My grateful thanks to Stephan Collishaw at Noir Press for a copy of The Last Day by Jaroslavas Melnikas in return for an honest review. I don’t read nearly enough fiction in translation and am delighted to have this Lithuanian book here on Linda’s Book Bag today.
Published by Noir Press, The Last Day is available for purchase here.
The Last Day
Winner of BBC Book of the Year
Jura finds that the favourite rooms in his house, each designed to reflect an aspect of his personality, are disappearing one by one. He remembers perfectly well playing the piano in ‘The Grand Piano Room’. However, the other members of his family deny the room ever existed.
A man publishes a book listing the dates that everybody in the world will die. A family counts down the days to the death-date of their son.
An architect receives letters from God giving him choices which throw him into a moral dilemma.
My Review of The Last Day
A collection of eight short stories reflecting on the philosophy of life.
My goodness. The Last Day is one of the most thought-provoking books I have read in a very long time. I’m not sure I understood all Jaroslavas Melnikas’ allusions and intentions, but this collection certainly made me consider the nature of life, identity, truth, religion and philosophy.
The quality of imagination in creating these stories is exceptional and they have lost nothing in Marija Marcinkute’s translation. The stories are intense and the prose is eloquent and meaningful. The variety of syntax and the rhetorical questions made me think hard about my own life and the realities we create for ourselves – not always truthfully. Jaroslavas Melnikas lays bare the manner in which we can be self-deceptive, how we make frequently selfish choices and how we construct our own life’s narrative, sometimes only too thoughtlessly as in On The Road. I found many of his approaches and allegorical ideas very unsettling. There’s a nightmarish quality to many of the stories (especially with the disappearing rooms in The Grand Piano Room) and the concept of knowing exactly which day I will die on as happens in The Last Day confirmed for me that I do not want to know. This story is also an effective salutary tale of how we have become inured to social media, living our lives in public, even at its most intimate of moments such as our deaths.

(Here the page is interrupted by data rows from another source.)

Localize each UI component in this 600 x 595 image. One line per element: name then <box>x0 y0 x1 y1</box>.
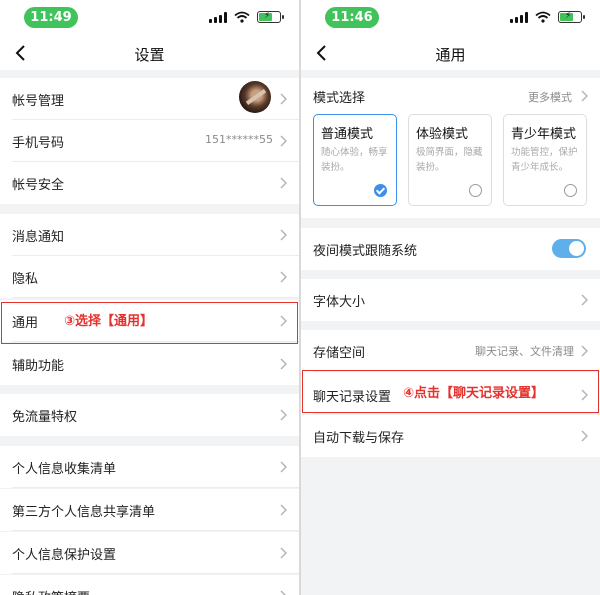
mode-title: 体验模式 <box>416 127 469 142</box>
mode-title: 青少年模式 <box>511 127 577 142</box>
row-label: 隐私政策摘要 <box>12 587 90 595</box>
nav-bar: 通用 <box>301 36 600 70</box>
nav-bar: 设置 <box>0 36 299 70</box>
battery-icon: ⚡ <box>558 11 585 23</box>
status-time: 11:46 <box>325 7 379 28</box>
settings-item-third-party-sharing[interactable]: 第三方个人信息共享清单 <box>0 489 299 531</box>
step-annotation: ③选择【通用】 <box>64 314 154 329</box>
row-label: 隐私 <box>12 272 39 287</box>
chevron-right-icon <box>280 547 287 559</box>
divider <box>12 297 299 298</box>
page-title: 通用 <box>435 46 466 64</box>
more-modes-link[interactable]: 更多模式 <box>528 89 572 105</box>
phone-number-value: 151******55 <box>205 133 273 146</box>
chevron-right-icon <box>280 271 287 283</box>
storage-row[interactable]: 存储空间 聊天记录、文件清理 <box>301 330 600 372</box>
divider <box>12 530 299 531</box>
status-icons: ⚡ <box>510 11 585 23</box>
wifi-icon <box>234 11 250 23</box>
status-bar: 11:46 ⚡ <box>301 0 600 36</box>
mode-desc: 极简界面，隐藏装扮。 <box>416 147 483 173</box>
signal-icon <box>209 11 227 23</box>
status-bar: 11:49 ⚡ <box>0 0 299 36</box>
chevron-right-icon <box>280 461 287 473</box>
mode-desc: 随心体验，畅享装扮。 <box>321 147 388 173</box>
font-size-row[interactable]: 字体大小 <box>301 279 600 321</box>
chevron-right-icon <box>280 177 287 189</box>
row-label: 个人信息保护设置 <box>12 548 117 563</box>
row-label: 辅助功能 <box>12 359 65 374</box>
chevron-right-icon <box>581 294 588 306</box>
settings-screen: 11:49 ⚡ 设置 帐号管理 手机号码 151******55 帐号安全 消息… <box>0 0 299 595</box>
night-mode-toggle[interactable] <box>552 239 586 258</box>
storage-value: 聊天记录、文件清理 <box>475 345 574 358</box>
mode-card-normal[interactable]: 普通模式 随心体验，畅享装扮。 <box>313 114 397 206</box>
status-time: 11:49 <box>24 7 78 28</box>
settings-item-phone[interactable]: 手机号码 151******55 <box>0 120 299 162</box>
status-icons: ⚡ <box>209 11 284 23</box>
chevron-right-icon <box>581 345 588 357</box>
settings-item-privacy[interactable]: 隐私 <box>0 256 299 298</box>
mode-card-teen[interactable]: 青少年模式 功能管控，保护青少年成长。 <box>503 114 587 206</box>
chevron-right-icon <box>581 90 588 102</box>
chevron-right-icon <box>280 590 287 595</box>
settings-item-privacy-summary[interactable]: 隐私政策摘要 <box>0 575 299 595</box>
page-title: 设置 <box>134 46 165 64</box>
mode-desc: 功能管控，保护青少年成长。 <box>511 147 578 173</box>
mode-title: 普通模式 <box>321 127 374 142</box>
radio-unchecked-icon <box>469 184 482 197</box>
settings-item-accessibility[interactable]: 辅助功能 <box>0 343 299 385</box>
chevron-right-icon <box>280 135 287 147</box>
signal-icon <box>510 11 528 23</box>
battery-icon: ⚡ <box>257 11 284 23</box>
divider <box>313 413 600 414</box>
row-label: 帐号管理 <box>12 94 65 109</box>
row-label: 自动下载与保存 <box>313 431 405 446</box>
row-label: 夜间模式跟随系统 <box>313 244 418 259</box>
general-settings-screen: 11:46 ⚡ 通用 模式选择 更多模式 普通模式 随心体验，畅享装扮。 体验模… <box>301 0 600 595</box>
chevron-right-icon <box>280 409 287 421</box>
row-label: 个人信息收集清单 <box>12 462 117 477</box>
chevron-right-icon <box>581 430 588 442</box>
row-label: 第三方个人信息共享清单 <box>12 505 156 520</box>
row-label: 帐号安全 <box>12 178 65 193</box>
radio-unchecked-icon <box>564 184 577 197</box>
settings-item-account[interactable]: 帐号管理 <box>0 78 299 120</box>
chevron-right-icon <box>280 358 287 370</box>
row-label: 消息通知 <box>12 230 65 245</box>
auto-download-row[interactable]: 自动下载与保存 <box>301 415 600 457</box>
mode-section-label: 模式选择 <box>313 91 366 106</box>
settings-item-info-protection[interactable]: 个人信息保护设置 <box>0 532 299 574</box>
night-mode-row: 夜间模式跟随系统 <box>301 228 600 270</box>
settings-item-security[interactable]: 帐号安全 <box>0 162 299 204</box>
avatar <box>239 81 271 113</box>
settings-item-info-collection[interactable]: 个人信息收集清单 <box>0 446 299 488</box>
row-label: 免流量特权 <box>12 410 78 425</box>
radio-checked-icon <box>374 184 387 197</box>
chevron-right-icon <box>280 229 287 241</box>
row-label: 字体大小 <box>313 295 366 310</box>
settings-item-free-data[interactable]: 免流量特权 <box>0 394 299 436</box>
divider <box>12 487 299 488</box>
wifi-icon <box>535 11 551 23</box>
divider <box>12 573 299 574</box>
mode-card-experience[interactable]: 体验模式 极简界面，隐藏装扮。 <box>408 114 492 206</box>
row-label: 手机号码 <box>12 136 65 151</box>
chevron-right-icon <box>280 504 287 516</box>
row-label: 存储空间 <box>313 346 366 361</box>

I found myself attributing meaning and interpretations that may be very wide of the author’s intentions. In A.A.A I became convinced that the title was onomatopoeic for the sound of the increasingly challenging questions being asked – Eh? Eh? Eh? Both The Author and It Never Ends made me consider alternative realities far more than any science fiction I have read.
I’m not sure quite what I think of The Last Day. I’m puzzled, disturbed and unsettled by these stories. I’m going to have to return to them time and time again as I have a feeling their meanings and significance will shift and alter as my life moves on and changes, so that I am bringing different reader experiences to them. Whatever my final thought are, The Last Day holds some very special stories; they are utterly fascinating and I really recommend them.
About Jaroslavas Melnikas
Jaroslavas Melnikas is one of the most inventive and interesting Ukrainian and Lithuanian writers today. La Croix wrote of him, ‘He meditates, like Dostoyevsky, on the relationship between sin and freedom.’
Jaroslavas Melnikas is a Lithuanian of Ukrainian descent. He studied at Lvov University and at the M. Gorki Institute of Literature in Moscow. He has written six books of fiction and a collection of philosophical essays in Lithuanian, as well as several books of poetry and prose in Ukrainian and a novel in French. He is winner of the BBC Book of the Year for the stories in this collection.